Oil is so critical to an economy due to it's dense form and the energy we get from it to improve our productivity.
One study suggests that each gallon of gas is equal to 500 hours of human work output. The same study suggests then that in 1 barrel of oil, 23,200 hours of human work output can be had.
With global oil production per capita stagnant, there is great competition amongst all the nations economies of the world to get their share of the oil.
The U.S. has enjoyed a substantial benefit of consuming high amounts of oil per capita per year. This chart below is the amount of oil consumed in the U.S. per year per capita:
In 2004, per capita oil consumption was 26.84 barrels. Since about then, we've been in a steady decline in the U.S. that by 2012, we consumed 22.23 barrels of oil per capita. That is a decline of nearly 4.6 barrels per capita in just 8 years!
That means that those barrels were consumed by another economy or nation and it's easy to guess whose nation's economy that is: China!
Here is a chart I put together showing the number of barrels of oil consumed per year per capita in China:
In 2004, China consumed 1.81 barrels of oil per capita. In 2012, the consumption went up to 2.78 barrels of oil per capita.

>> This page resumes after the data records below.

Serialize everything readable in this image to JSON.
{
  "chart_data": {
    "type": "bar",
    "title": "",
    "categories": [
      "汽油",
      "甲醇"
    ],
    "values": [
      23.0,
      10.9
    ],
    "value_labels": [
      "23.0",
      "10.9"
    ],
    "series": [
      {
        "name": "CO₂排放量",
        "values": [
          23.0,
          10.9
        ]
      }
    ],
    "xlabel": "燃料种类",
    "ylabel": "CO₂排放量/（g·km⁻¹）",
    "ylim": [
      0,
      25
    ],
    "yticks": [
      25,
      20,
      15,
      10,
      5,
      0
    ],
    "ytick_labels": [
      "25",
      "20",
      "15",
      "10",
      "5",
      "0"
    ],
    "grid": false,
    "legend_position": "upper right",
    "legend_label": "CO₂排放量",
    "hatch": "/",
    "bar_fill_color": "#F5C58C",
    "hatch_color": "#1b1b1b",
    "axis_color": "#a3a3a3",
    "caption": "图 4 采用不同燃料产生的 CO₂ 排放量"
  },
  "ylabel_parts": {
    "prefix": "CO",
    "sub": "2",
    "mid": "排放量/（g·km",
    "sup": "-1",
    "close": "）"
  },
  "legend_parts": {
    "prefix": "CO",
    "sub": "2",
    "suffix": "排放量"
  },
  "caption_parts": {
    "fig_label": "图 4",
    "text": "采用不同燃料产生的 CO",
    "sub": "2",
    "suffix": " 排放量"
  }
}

China's population in 2012 was 1.35 billion while the U.S. population was 314 million. So China has about 4.3 times as many people as the U.S..

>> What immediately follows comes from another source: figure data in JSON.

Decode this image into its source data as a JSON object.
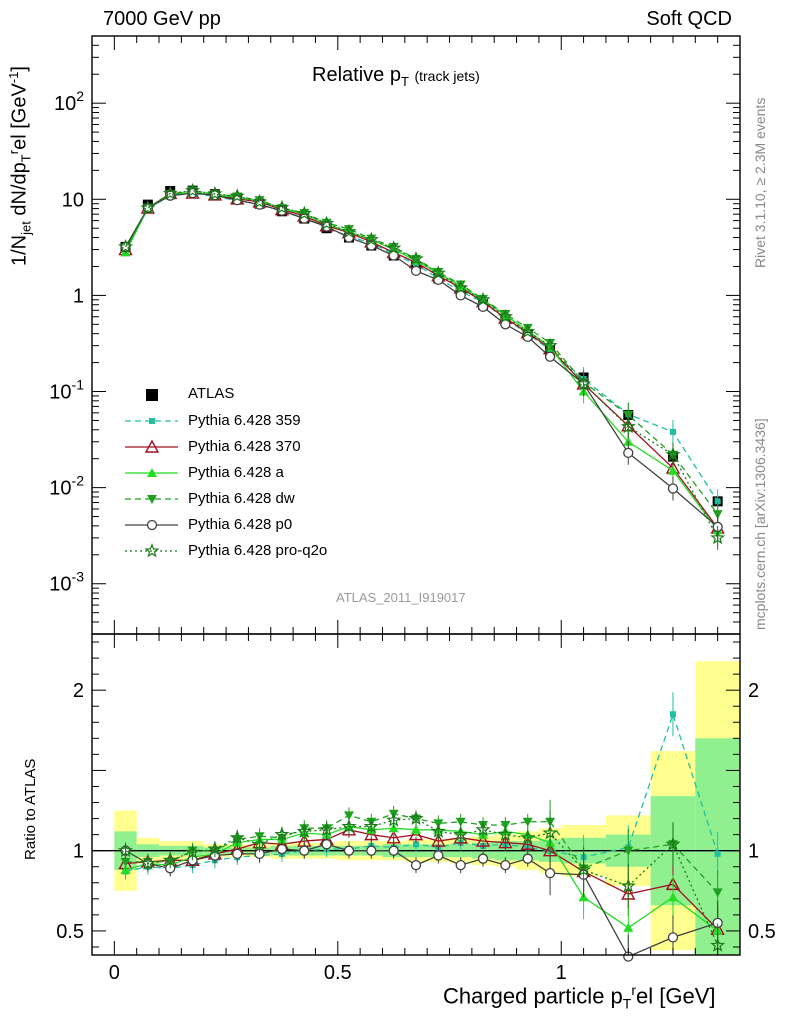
{
  "header": {
    "left": "7000 GeV pp",
    "right": "Soft QCD",
    "side_top": "Rivet 3.1.10, ≥ 2.3M events",
    "side_bottom": "mcplots.cern.ch [arXiv:1306.3436]"
  },
  "chart_data": [
    {
      "type": "line",
      "title_main": "Relative p",
      "title_sub": "T",
      "title_small": "(track jets)",
      "ylabel": "1/N_jet dN/dp_T^rel [GeV^-1]",
      "xlabel": "Charged particle p_T^rel [GeV]",
      "yscale": "log",
      "xlim": [
        -0.05,
        1.4
      ],
      "ylim": [
        0.0003,
        500
      ],
      "y_tick_labels": [
        "10^-3",
        "10^-2",
        "10^-1",
        "1",
        "10",
        "10^2"
      ],
      "watermark": "ATLAS_2011_I919017",
      "x": [
        0.025,
        0.075,
        0.125,
        0.175,
        0.225,
        0.275,
        0.325,
        0.375,
        0.425,
        0.475,
        0.525,
        0.575,
        0.625,
        0.675,
        0.725,
        0.775,
        0.825,
        0.875,
        0.925,
        0.975,
        1.05,
        1.15,
        1.25,
        1.35
      ],
      "series": [
        {
          "name": "ATLAS",
          "color": "#000000",
          "marker": "square-filled",
          "values": [
            3.2,
            8.8,
            12.2,
            12.3,
            11.3,
            10.0,
            9.0,
            7.5,
            6.3,
            5.0,
            4.0,
            3.3,
            2.6,
            2.0,
            1.5,
            1.1,
            0.8,
            0.55,
            0.39,
            0.27,
            0.14,
            0.057,
            0.021,
            0.0072
          ]
        },
        {
          "name": "Pythia 6.428 359",
          "color": "#20c0a0",
          "marker": "square-small",
          "dash": "6,4",
          "values": [
            2.8,
            8.0,
            10.9,
            11.6,
            10.7,
            9.7,
            8.9,
            7.5,
            6.4,
            5.1,
            4.1,
            3.5,
            2.7,
            2.1,
            1.5,
            1.1,
            0.85,
            0.57,
            0.4,
            0.27,
            0.135,
            0.058,
            0.038,
            0.0072
          ]
        },
        {
          "name": "Pythia 6.428 370",
          "color": "#a01020",
          "marker": "triangle-open",
          "values": [
            3.0,
            8.1,
            11.5,
            11.6,
            11.1,
            10.1,
            9.4,
            7.8,
            6.7,
            5.3,
            4.5,
            3.6,
            2.8,
            2.2,
            1.6,
            1.2,
            0.86,
            0.58,
            0.41,
            0.28,
            0.12,
            0.044,
            0.016,
            0.0038
          ]
        },
        {
          "name": "Pythia 6.428 a",
          "color": "#22dd22",
          "marker": "triangle-filled",
          "values": [
            2.8,
            8.1,
            11.2,
            11.8,
            11.1,
            10.5,
            9.6,
            8.0,
            7.0,
            5.5,
            4.6,
            3.8,
            3.0,
            2.3,
            1.7,
            1.25,
            0.9,
            0.62,
            0.43,
            0.29,
            0.1,
            0.03,
            0.015,
            0.0036
          ]
        },
        {
          "name": "Pythia 6.428 dw",
          "color": "#20a020",
          "marker": "triangle-down-filled",
          "dash": "6,4",
          "values": [
            3.0,
            8.2,
            11.3,
            12.3,
            11.3,
            10.7,
            9.8,
            8.1,
            7.2,
            5.7,
            4.9,
            3.9,
            3.2,
            2.4,
            1.75,
            1.3,
            0.92,
            0.64,
            0.46,
            0.32,
            0.125,
            0.057,
            0.022,
            0.0053
          ]
        },
        {
          "name": "Pythia 6.428 p0",
          "color": "#404040",
          "marker": "circle-open",
          "values": [
            3.2,
            8.1,
            10.9,
            11.6,
            11.0,
            9.8,
            8.8,
            7.6,
            6.3,
            5.2,
            4.0,
            3.3,
            2.6,
            1.8,
            1.45,
            1.0,
            0.76,
            0.5,
            0.37,
            0.23,
            0.12,
            0.023,
            0.0098,
            0.0039
          ]
        },
        {
          "name": "Pythia 6.428 pro-q2o",
          "color": "#1a7a1a",
          "marker": "star-open",
          "dash": "2,3",
          "values": [
            3.2,
            8.1,
            11.5,
            12.3,
            11.4,
            10.8,
            9.4,
            8.2,
            7.1,
            5.6,
            4.6,
            3.8,
            3.1,
            2.4,
            1.7,
            1.2,
            0.9,
            0.6,
            0.42,
            0.3,
            0.12,
            0.043,
            0.022,
            0.003
          ]
        }
      ]
    },
    {
      "type": "line",
      "ylabel": "Ratio to ATLAS",
      "xlabel": "Charged particle p_T^rel [GeV]",
      "xlim": [
        -0.05,
        1.4
      ],
      "ylim": [
        0.35,
        2.35
      ],
      "y_tick_labels": [
        "0.5",
        "1",
        "2"
      ],
      "x_tick_labels": [
        "0",
        "0.5",
        "1"
      ],
      "uncertainty_bands": {
        "x_edges": [
          0.0,
          0.05,
          0.1,
          0.15,
          0.2,
          0.25,
          0.3,
          0.35,
          0.4,
          0.45,
          0.5,
          0.55,
          0.6,
          0.65,
          0.7,
          0.75,
          0.8,
          0.85,
          0.9,
          0.95,
          1.0,
          1.1,
          1.2,
          1.3,
          1.4
        ],
        "yellow_halfwidth": [
          0.25,
          0.08,
          0.06,
          0.06,
          0.04,
          0.04,
          0.04,
          0.05,
          0.05,
          0.05,
          0.06,
          0.06,
          0.06,
          0.07,
          0.07,
          0.08,
          0.09,
          0.1,
          0.12,
          0.14,
          0.16,
          0.22,
          0.62,
          1.18
        ],
        "green_halfwidth": [
          0.12,
          0.04,
          0.03,
          0.03,
          0.02,
          0.02,
          0.02,
          0.03,
          0.03,
          0.03,
          0.03,
          0.03,
          0.04,
          0.04,
          0.04,
          0.04,
          0.05,
          0.06,
          0.06,
          0.07,
          0.08,
          0.1,
          0.34,
          0.7
        ]
      },
      "x": [
        0.025,
        0.075,
        0.125,
        0.175,
        0.225,
        0.275,
        0.325,
        0.375,
        0.425,
        0.475,
        0.525,
        0.575,
        0.625,
        0.675,
        0.725,
        0.775,
        0.825,
        0.875,
        0.925,
        0.975,
        1.05,
        1.15,
        1.25,
        1.35
      ],
      "series": [
        {
          "name": "Pythia 6.428 359",
          "values": [
            0.87,
            0.9,
            0.89,
            0.91,
            0.94,
            0.96,
            0.97,
            0.98,
            1.0,
            1.01,
            1.01,
            1.03,
            1.02,
            1.04,
            1.02,
            1.05,
            1.03,
            1.04,
            1.02,
            1.0,
            0.96,
            1.02,
            1.85,
            0.98
          ]
        },
        {
          "name": "Pythia 6.428 370",
          "values": [
            0.92,
            0.93,
            0.94,
            0.94,
            0.98,
            1.01,
            1.05,
            1.04,
            1.06,
            1.07,
            1.13,
            1.1,
            1.08,
            1.1,
            1.06,
            1.08,
            1.06,
            1.05,
            1.04,
            1.0,
            0.87,
            0.73,
            0.79,
            0.51
          ]
        },
        {
          "name": "Pythia 6.428 a",
          "values": [
            0.88,
            0.92,
            0.91,
            0.96,
            0.98,
            1.05,
            1.07,
            1.07,
            1.11,
            1.1,
            1.15,
            1.13,
            1.14,
            1.13,
            1.13,
            1.12,
            1.1,
            1.12,
            1.1,
            1.05,
            0.71,
            0.52,
            0.71,
            0.5
          ]
        },
        {
          "name": "Pythia 6.428 dw",
          "values": [
            0.93,
            0.93,
            0.93,
            1.0,
            1.0,
            1.07,
            1.09,
            1.08,
            1.14,
            1.14,
            1.22,
            1.18,
            1.23,
            1.2,
            1.17,
            1.18,
            1.16,
            1.16,
            1.18,
            1.18,
            0.89,
            1.0,
            1.04,
            0.74
          ]
        },
        {
          "name": "Pythia 6.428 p0",
          "values": [
            1.0,
            0.92,
            0.89,
            0.94,
            0.97,
            0.98,
            0.98,
            1.01,
            1.0,
            1.04,
            1.0,
            1.0,
            1.0,
            0.91,
            0.97,
            0.91,
            0.95,
            0.91,
            0.95,
            0.86,
            0.85,
            0.34,
            0.46,
            0.55
          ]
        },
        {
          "name": "Pythia 6.428 pro-q2o",
          "values": [
            1.0,
            0.92,
            0.94,
            0.99,
            1.01,
            1.08,
            1.04,
            1.1,
            1.12,
            1.13,
            1.15,
            1.15,
            1.19,
            1.2,
            1.12,
            1.1,
            1.13,
            1.1,
            1.08,
            1.11,
            0.88,
            0.78,
            1.04,
            0.41
          ]
        }
      ]
    }
  ]
}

For every 1 barrel per capita increase in oil consumption in China, that's equivalent to 4.3 barrels of oil consumption per capita for the U.S.
So therefore, that 1 barrel per capita increase in China is where 4.3 of the 4.6 barrel decline went to.

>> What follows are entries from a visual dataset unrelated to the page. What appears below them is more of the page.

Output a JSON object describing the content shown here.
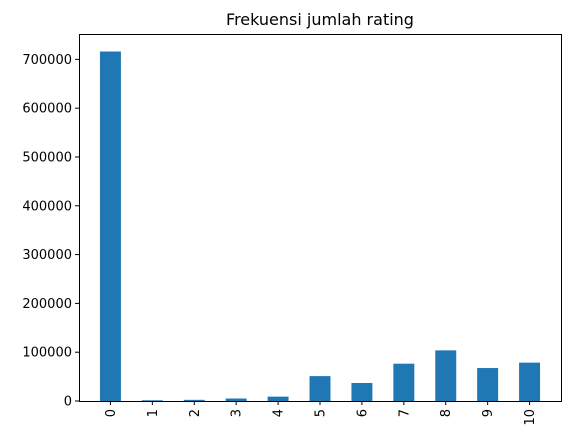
{
  "chart_data": {
    "type": "bar",
    "title": "Frekuensi jumlah rating",
    "xlabel": "",
    "ylabel": "",
    "categories": [
      "0",
      "1",
      "2",
      "3",
      "4",
      "5",
      "6",
      "7",
      "8",
      "9",
      "10"
    ],
    "values": [
      716109,
      1481,
      2375,
      5118,
      8904,
      50974,
      36924,
      76457,
      103736,
      67541,
      78610
    ],
    "ylim": [
      0,
      752000
    ],
    "yticks": [
      0,
      100000,
      200000,
      300000,
      400000,
      500000,
      600000,
      700000
    ],
    "ytick_labels": [
      "0",
      "100000",
      "200000",
      "300000",
      "400000",
      "500000",
      "600000",
      "700000"
    ],
    "bar_color": "#1f77b4",
    "grid": false,
    "legend": "none"
  }
}
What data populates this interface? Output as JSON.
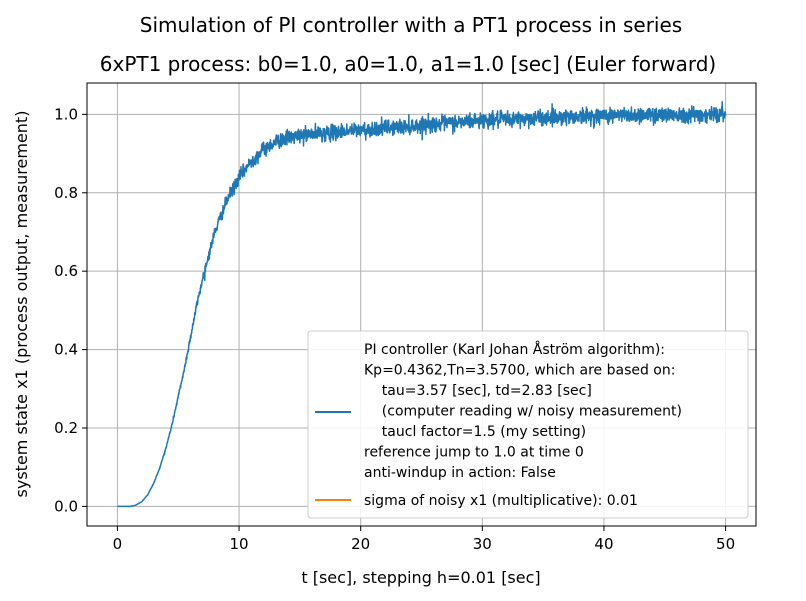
{
  "suptitle": "Simulation of PI controller with a PT1 process in series",
  "chart_data": {
    "type": "line",
    "title": "6xPT1 process: b0=1.0, a0=1.0, a1=1.0 [sec] (Euler forward)",
    "xlabel": "t [sec], stepping h=0.01 [sec]",
    "ylabel": "system state x1 (process output, measurement)",
    "xlim": [
      -2.5,
      52.5
    ],
    "ylim": [
      -0.05,
      1.08
    ],
    "x_ticks": [
      0,
      10,
      20,
      30,
      40,
      50
    ],
    "x_tick_labels": [
      "0",
      "10",
      "20",
      "30",
      "40",
      "50"
    ],
    "y_ticks": [
      0.0,
      0.2,
      0.4,
      0.6,
      0.8,
      1.0
    ],
    "y_tick_labels": [
      "0.0",
      "0.2",
      "0.4",
      "0.6",
      "0.8",
      "1.0"
    ],
    "grid": true,
    "legend_position": "lower-right",
    "series": [
      {
        "name_lines": [
          "PI controller (Karl Johan Åström algorithm):",
          "Kp=0.4362,Tn=3.5700, which are based on:",
          "  tau=3.57 [sec], td=2.83 [sec]",
          "  (computer reading w/ noisy measurement)",
          "  taucl factor=1.5 (my setting)",
          "reference jump to 1.0 at time 0",
          "anti-windup in action: False"
        ],
        "color": "#1f77b4",
        "x": [
          0,
          1,
          1.5,
          2,
          2.5,
          3,
          3.5,
          4,
          4.5,
          5,
          5.5,
          6,
          6.5,
          7,
          7.5,
          8,
          8.5,
          9,
          9.5,
          10,
          10.5,
          11,
          11.5,
          12,
          12.5,
          13,
          13.5,
          14,
          15,
          16,
          17,
          18,
          19,
          20,
          22,
          24,
          26,
          28,
          30,
          32,
          34,
          36,
          38,
          40,
          42,
          44,
          46,
          48,
          50
        ],
        "y": [
          0.0,
          0.0,
          0.003,
          0.012,
          0.03,
          0.06,
          0.1,
          0.15,
          0.21,
          0.28,
          0.35,
          0.43,
          0.51,
          0.58,
          0.64,
          0.7,
          0.74,
          0.78,
          0.81,
          0.84,
          0.86,
          0.88,
          0.895,
          0.91,
          0.92,
          0.93,
          0.935,
          0.94,
          0.945,
          0.95,
          0.952,
          0.955,
          0.958,
          0.96,
          0.965,
          0.97,
          0.975,
          0.98,
          0.985,
          0.987,
          0.99,
          0.993,
          0.995,
          0.997,
          0.998,
          0.999,
          1.0,
          1.0,
          1.0
        ],
        "noise_sigma": 0.01
      },
      {
        "name": "sigma of noisy x1 (multiplicative): 0.01",
        "color": "#ff7f0e",
        "x": [],
        "y": []
      }
    ]
  }
}
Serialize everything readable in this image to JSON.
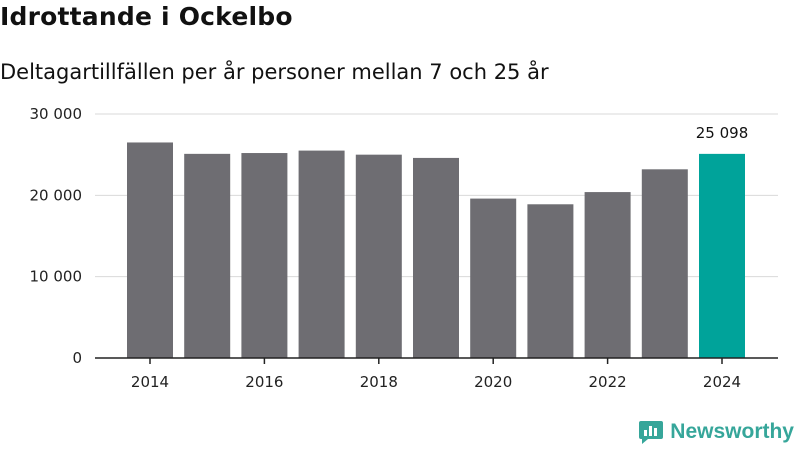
{
  "chart_data": {
    "type": "bar",
    "title": "Idrottande i Ockelbo",
    "subtitle": "Deltagartillfällen per år personer mellan 7 och 25 år",
    "categories": [
      "2014",
      "2015",
      "2016",
      "2017",
      "2018",
      "2019",
      "2020",
      "2021",
      "2022",
      "2023",
      "2024"
    ],
    "values": [
      26500,
      25100,
      25200,
      25500,
      25000,
      24600,
      19600,
      18900,
      20400,
      23200,
      25098
    ],
    "x_tick_labels": [
      "2014",
      "2016",
      "2018",
      "2020",
      "2022",
      "2024"
    ],
    "y_ticks": [
      0,
      10000,
      20000,
      30000
    ],
    "y_tick_labels": [
      "0",
      "10 000",
      "20 000",
      "30 000"
    ],
    "ylim": [
      0,
      30000
    ],
    "xlabel": "",
    "ylabel": "",
    "highlight_index": 10,
    "highlight_label": "25 098",
    "colors": {
      "bar": "#6e6d72",
      "highlight": "#00a39a",
      "grid": "#d9d9d9",
      "axis": "#222222"
    }
  },
  "brand": {
    "name": "Newsworthy",
    "icon": "newsworthy-logo-icon",
    "color": "#36a69a"
  }
}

China is eating more of the share of the global oil production pie that used to be enjoyed by the U.S. and that trend is continuing to this day.
In essence, we live in a world where global per capita oil production is flat. For every nation that increases their per capita oil consumption, that increase has to be offset by a decrease from another nation.
What this means is that from here on out, assuming Chinese demand for oil will continue to rise rapidly, the U.S. will face greater and greater competition for access to oil. It may well mean that elevated oil prices in U.S. dollars are here to stay too.
Americans and their respected State, Local and Federal Government organizations will simply need to practice being real actual "economists" and "economize" their use of energy the best they can.
Opportunistic companies that come to mind that are filling this need and demand include Cree (CREE), which makes the highly efficient LED light bulbs that I have concluded to be the most economical on the market. Their 60 watt equivalent LED bulb that last 25,000 hours uses just 9.5 watts of electricity while the long life of the bulb easily justifies the $12.97 price of each bulb.
We must consider Tesla (TSLA) and the advances they are making with their Model-S electric car. According to their charging cost calculator, I could charge the battery to go 100 miles for $3.96 based on an electric rate of 12 cents per kwh. My Camry gets about 34 miles per gallon of gas which sometimes cost $3.96 a gallon upstate NY.
Americans have grown accustomed to living standards based on consumption of 22-26 barrels of oil per year. If in 10 years from today, we're consuming 17-19 barrels of oil per capita due to greater share going from the Western nations economies to those in the East, unless we can improve the efficiency and productivity of each barrel of oil consumed, our living standard may well drop.
When we're retired, we want to avoid having to keep the thermostat at 55 degrees in the winter because we can't afford the heating oil.
The name of the game will be to be more efficient and or consume less energy but maintain the same standard of living. Smaller homes to cool and heat (and clean), shorter travel times to work, burning wood for heat Vs. heating oil, growing more of own food in garden are just some lifestyle ideas that will curtail what could be very high costs of energy in the future.
Companies that can help solve these problems like the two mentioned above may well have very bright futures ahead of them and investors should keep eyes open for such opportunities as they come.